他沒有在意那兩個煉魂境強者,以他的實力,絕對不會出現任何意外。
他雖是緩緩而行,速度卻並不是太慢,一步十數米,如同傳說中縮地成寸的神通一般。
眨眼的功夫,他就站在了少陽宗大殿外那處寬廣空地上。
他靜靜的立於一側,沒有驚動那群天王宗強者。
眼眸掃視着身前那有些熱鬧的場面,嘴角撇動。
「高闕,你這個老匹夫難道就不能安安靜靜的待過這三天麼,苦頭還沒吃夠,每修養一段時間,你就要帶人往外衝擊一次,為了青龍門那個唐婷至於麼,你累我也累!」
高闕盤膝坐在大殿之中,鶴髮童顏,看起來比以前要精神瞿碩很多,他的修為已經突破到了歸一境中期。

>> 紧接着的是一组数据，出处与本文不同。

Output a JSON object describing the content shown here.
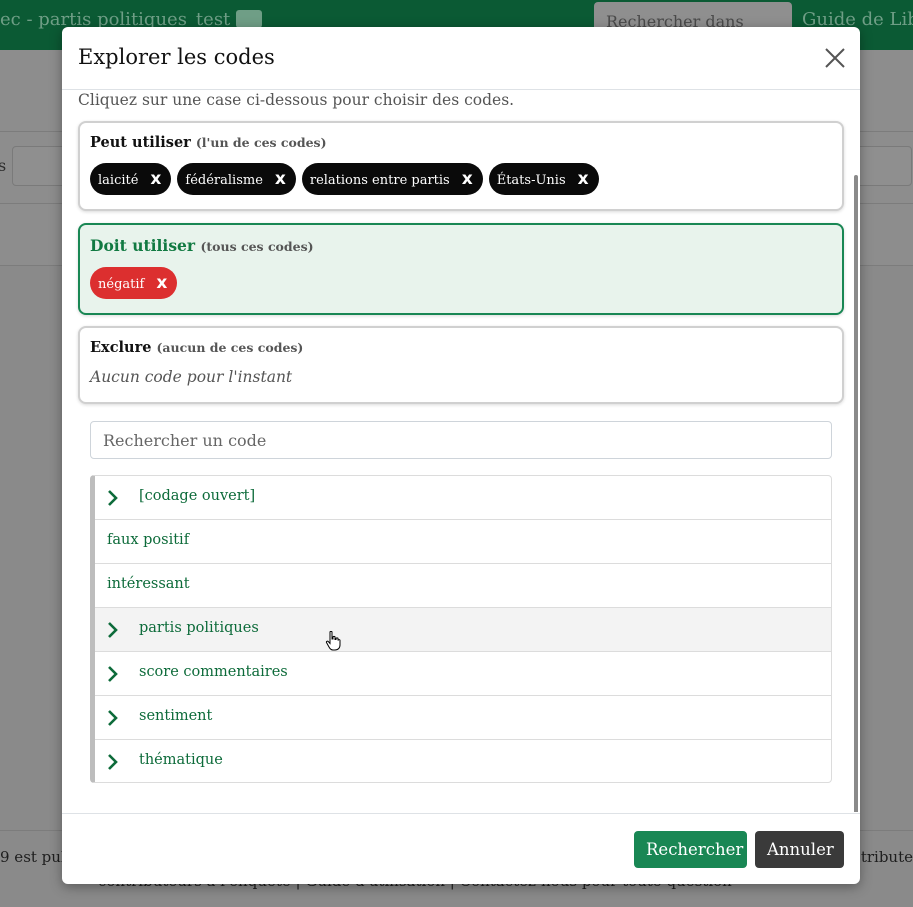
{
  "background": {
    "app_title": "ec - partis politiques_test",
    "search_placeholder": "Rechercher dans",
    "guide_link": "Guide de Libr",
    "footer_left": "9 est pub",
    "footer_right": "tribute",
    "footer_line": "contributeurs à l'enquête | Guide d'utilisation | Contactez-nous pour toute question",
    "left_fragment": "s"
  },
  "modal": {
    "title": "Explorer les codes",
    "intro": "Cliquez sur une case ci-dessous pour choisir des codes.",
    "can_use": {
      "heading": "Peut utiliser",
      "subheading": "(l'un de ces codes)",
      "chips": [
        "laicité",
        "fédéralisme",
        "relations entre partis",
        "États-Unis"
      ],
      "remove_glyph": "x"
    },
    "must_use": {
      "heading": "Doit utiliser",
      "subheading": "(tous ces codes)",
      "chips": [
        "négatif"
      ],
      "remove_glyph": "x"
    },
    "exclude": {
      "heading": "Exclure",
      "subheading": "(aucun de ces codes)",
      "empty_text": "Aucun code pour l'instant"
    },
    "search": {
      "placeholder": "Rechercher un code",
      "value": ""
    },
    "code_tree": [
      {
        "label": "[codage ouvert]",
        "expandable": true
      },
      {
        "label": "faux positif",
        "expandable": false
      },
      {
        "label": "intéressant",
        "expandable": false
      },
      {
        "label": "partis politiques",
        "expandable": true,
        "hovered": true
      },
      {
        "label": "score commentaires",
        "expandable": true
      },
      {
        "label": "sentiment",
        "expandable": true
      },
      {
        "label": "thématique",
        "expandable": true
      }
    ],
    "footer": {
      "search_button": "Rechercher",
      "cancel_button": "Annuler"
    }
  },
  "colors": {
    "primary_green": "#198754",
    "must_box_bg": "#e8f3ec",
    "chip_black": "#0a0a0a",
    "chip_red": "#dc2f2f",
    "link_green": "#0d6b3a",
    "cancel_dark": "#3a3a3a"
  },
  "icons": {
    "close": "close-icon",
    "chevron": "chevron-right-icon",
    "briefcase": "briefcase-icon",
    "search": "search-icon"
  }
}
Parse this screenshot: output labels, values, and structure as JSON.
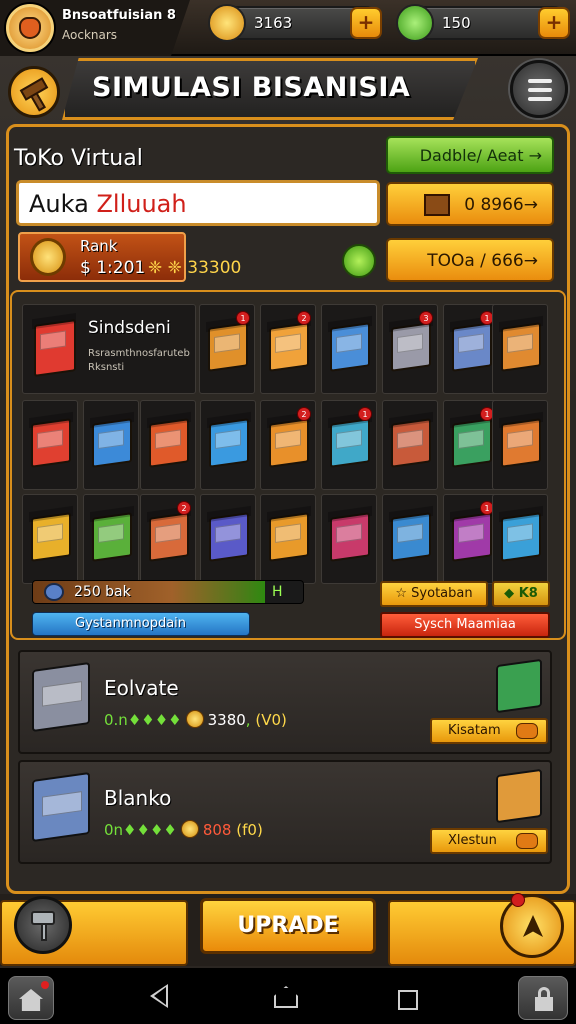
{
  "player": {
    "name": "Bnsoatfuisian 8",
    "subtitle": "Aocknars"
  },
  "resources": {
    "gold": "3163",
    "gems": "150",
    "plus_label": "+"
  },
  "header": {
    "title": "SIMULASI BISANISIA"
  },
  "shop": {
    "name": "ToKo Virtual",
    "search_value_black": "Auka ",
    "search_value_red": "Zlluuah",
    "rank_label": "Rank",
    "rank_value": "$ 1:201",
    "rank_coins": "❈ ❈ 33300",
    "btn_green_label": "Dadble/ Aeat →",
    "btn_price1": "0 8966→",
    "btn_price2": "TOOa / 666→"
  },
  "grid": {
    "featured_title": "Sindsdeni",
    "featured_sub1": "Rsrasmthnosfaruteb",
    "featured_sub2": "Rksnsti",
    "cells_row1": [
      {
        "color": "#e0902a",
        "badge": "1"
      },
      {
        "color": "#f0a23a",
        "badge": "2"
      },
      {
        "color": "#4a8ed8",
        "badge": ""
      },
      {
        "color": "#9a9aa8",
        "badge": "3"
      },
      {
        "color": "#6a88c8",
        "badge": "1"
      },
      {
        "color": "#e08a30",
        "badge": ""
      }
    ],
    "cells_row2": [
      {
        "color": "#e04030",
        "badge": ""
      },
      {
        "color": "#3c8ad8",
        "badge": ""
      },
      {
        "color": "#e05a2a",
        "badge": ""
      },
      {
        "color": "#3a9ae0",
        "badge": ""
      },
      {
        "color": "#e8902a",
        "badge": "2"
      },
      {
        "color": "#40a8c8",
        "badge": "1"
      },
      {
        "color": "#c85a3a",
        "badge": ""
      },
      {
        "color": "#3aa060",
        "badge": "1"
      },
      {
        "color": "#e07a30",
        "badge": ""
      }
    ],
    "cells_row3": [
      {
        "color": "#e8b02a",
        "badge": ""
      },
      {
        "color": "#5ab03a",
        "badge": ""
      },
      {
        "color": "#d86a3a",
        "badge": "2"
      },
      {
        "color": "#5a5ac8",
        "badge": ""
      },
      {
        "color": "#e89a2a",
        "badge": ""
      },
      {
        "color": "#c83a6a",
        "badge": ""
      },
      {
        "color": "#3a8ad0",
        "badge": ""
      },
      {
        "color": "#a03aa8",
        "badge": "1"
      },
      {
        "color": "#3aa0d8",
        "badge": ""
      }
    ],
    "progress_label": "250 bak",
    "progress_end": "H",
    "progress_value": 0.86,
    "progress_sub_label": "Gystanmnopdain",
    "sys_yellow": "☆ Syotaban",
    "sys_green": "◆ K8",
    "sys_red": "Sysch Maamiaa"
  },
  "cards": [
    {
      "title": "Eolvate",
      "rate": "0.n♦♦♦♦",
      "price": "3380",
      "paren": "(V0)",
      "price_red": false,
      "button": "Kisatam",
      "shop_color": "#8a8fa0",
      "shop2_color": "#3aa050"
    },
    {
      "title": "Blanko",
      "rate": "0n♦♦♦♦",
      "price": "808",
      "paren": "(f0)",
      "price_red": true,
      "button": "Xlestun",
      "shop_color": "#6a88c0",
      "shop2_color": "#e09a3a"
    }
  ],
  "bottom": {
    "upgrade_label": "UPRADE"
  },
  "colors": {
    "accent": "#d98f1c",
    "panel": "#2c2824"
  }
}
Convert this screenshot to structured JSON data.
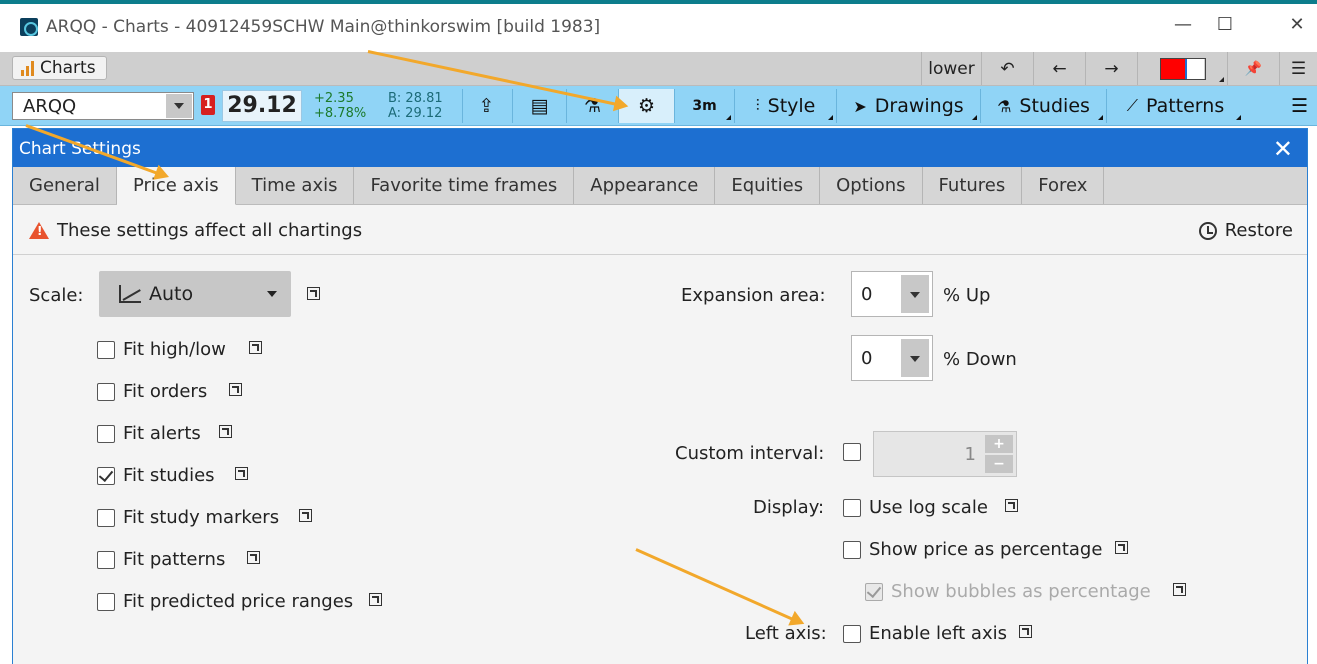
{
  "window": {
    "title": "ARQQ - Charts - 40912459SCHW Main@thinkorswim [build 1983]",
    "minimize": "—",
    "maximize": "☐",
    "close": "✕"
  },
  "strip": {
    "charts_tab": "Charts",
    "lower": "lower",
    "undo": "↶",
    "back": "←",
    "forward": "→",
    "pin": "📌",
    "menu": "☰"
  },
  "symbar": {
    "symbol": "ARQQ",
    "badge": "1",
    "price": "29.12",
    "change_abs": "+2.35",
    "change_pct": "+8.78%",
    "bid": "B: 28.81",
    "ask": "A: 29.12",
    "share_icon": "⇪",
    "calendar_icon": "▤",
    "flask_icon": "⚗",
    "gear_icon": "⚙",
    "timeframe": "3m",
    "style_label": "Style",
    "drawings_label": "Drawings",
    "studies_label": "Studies",
    "patterns_label": "Patterns",
    "menu": "☰"
  },
  "dialog": {
    "title": "Chart Settings",
    "close": "✕",
    "tabs": [
      "General",
      "Price axis",
      "Time axis",
      "Favorite time frames",
      "Appearance",
      "Equities",
      "Options",
      "Futures",
      "Forex"
    ],
    "active_tab": "Price axis",
    "notice": "These settings affect all chartings",
    "restore": "Restore"
  },
  "left": {
    "scale_label": "Scale:",
    "scale_value": "Auto",
    "checkboxes": [
      {
        "label": "Fit high/low",
        "checked": false
      },
      {
        "label": "Fit orders",
        "checked": false
      },
      {
        "label": "Fit alerts",
        "checked": false
      },
      {
        "label": "Fit studies",
        "checked": true
      },
      {
        "label": "Fit study markers",
        "checked": false
      },
      {
        "label": "Fit patterns",
        "checked": false
      },
      {
        "label": "Fit predicted price ranges",
        "checked": false
      }
    ]
  },
  "right": {
    "expansion_label": "Expansion area:",
    "up_value": "0",
    "up_unit": "% Up",
    "down_value": "0",
    "down_unit": "% Down",
    "custom_interval_label": "Custom interval:",
    "custom_interval_value": "1",
    "plus": "+",
    "minus": "−",
    "display_label": "Display:",
    "use_log_scale": "Use log scale",
    "show_price_pct": "Show price as percentage",
    "show_bubbles_pct": "Show bubbles as percentage",
    "left_axis_label": "Left axis:",
    "enable_left_axis": "Enable left axis"
  },
  "colors": {
    "titlebar_accent": "#0d7d8c",
    "symbar_bg": "#90d4f6",
    "dialog_title": "#1d6fd1",
    "arrow": "#f2a82b",
    "change_green": "#1c7a2c"
  }
}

高闕聞言,冷哼了一聲,淡淡的掃了一眼那個說話之人,眸子中有着一層說不清道不明的含義。
夏蟲不可語冰。
有些事情不能說,說出來那些人恐怕也不會在乎。
他立下天道誓言奉秦嵐為主,秦嵐和唐婷是什麼關係,他絕對不會允許唐婷做她不願意做的事情,何況這件事可不僅僅是唐婷願不願意做那麼簡單。
他滿心憤懣,若不是當初在華夏外海門戶,為了營救秦嵐,少陽宗高手幾乎死絕,他們如何會被天王宗這樣欺侮。
以至於面對唐婷的事情,有心無力。
若是三天後唐婷真的嫁給了天王宗少宗主,他要如何面對他自己,如何面對將來可能會出現的秦嵐。
見到高闕那副老頑固的模樣,那個說話之人不禁長嘆了一口氣。
如他所說,他的心是真的有些累。
對待高闕,殺又不能殺,只能夠一次次的將帶人衝擊的高闕擊退,這是一件很浪費精力的事情。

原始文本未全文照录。